Aims:  To investigate the expression of matrix metalloproteinase (MMP)‐2, MMP‐9, and tissue inhibitor of metalloproteinase (TIMP)‐1 and TIMP‐2 in non‐melanoma skin cancer (NMSC) and to compare their expression between different tumour types and with clinicopathological factors. Methods and results:  A study of 11 normal skin, 29 Bowen’s disease (BD), 40 squamous cell carcinoma (SCC) and 38 basal cell carcinoma (BCC) samples for MMP‐2, MMP‐9, TIMP‐1 and TIMP‐2 expression was carried out using immunohistochemistry and in situ hybridization.

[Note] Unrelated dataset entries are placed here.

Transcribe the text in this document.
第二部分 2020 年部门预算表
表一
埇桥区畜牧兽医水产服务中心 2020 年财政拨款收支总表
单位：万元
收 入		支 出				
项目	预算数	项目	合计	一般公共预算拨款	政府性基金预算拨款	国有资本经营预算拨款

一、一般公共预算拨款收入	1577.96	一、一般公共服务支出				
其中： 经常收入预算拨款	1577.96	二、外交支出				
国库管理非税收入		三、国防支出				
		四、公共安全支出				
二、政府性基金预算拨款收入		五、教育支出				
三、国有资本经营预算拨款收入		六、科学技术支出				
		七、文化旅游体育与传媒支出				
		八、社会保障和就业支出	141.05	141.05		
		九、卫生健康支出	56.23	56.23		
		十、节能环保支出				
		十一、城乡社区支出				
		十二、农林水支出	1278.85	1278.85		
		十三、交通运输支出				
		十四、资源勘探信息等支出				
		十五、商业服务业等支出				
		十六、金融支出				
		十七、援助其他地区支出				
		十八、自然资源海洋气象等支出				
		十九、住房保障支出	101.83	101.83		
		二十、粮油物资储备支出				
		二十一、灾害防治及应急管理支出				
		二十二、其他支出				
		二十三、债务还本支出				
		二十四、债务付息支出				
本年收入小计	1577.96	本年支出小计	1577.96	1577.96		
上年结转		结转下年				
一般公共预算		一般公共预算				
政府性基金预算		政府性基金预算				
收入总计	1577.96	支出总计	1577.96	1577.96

The expression of all metalloproteinases was greater in tumours than in normal skin. MMP‐2 and MMP‐9 expression was more extensive in the stroma of SCC than of BCC or BD. TIMP‐1 expression was greater in the stroma of BCC than of SCC or BD and TIMP‐2 expression was greater in the stroma of SCC than of BD. There was a correlation between increased metalloproteinase expression and depth of lesion (MMP‐2 and TIMP‐2), inflammation (MMP‐2, MMP‐9, TIMP‐1 and TIMP‐2) and microvessel density (MMP‐2, MMP‐9 and TIMP‐2). Conclusions:  MMP‐2, MMP‐9, TIMP‐1 and TIMP‐2 play an important role in the pathogenesis of non‐melanoma skin cancer, but differ significantly in their expression levels between the tumour types examined. The immunoexpression of these proteins may be useful indicators of cutaneous cancer invasion and progression.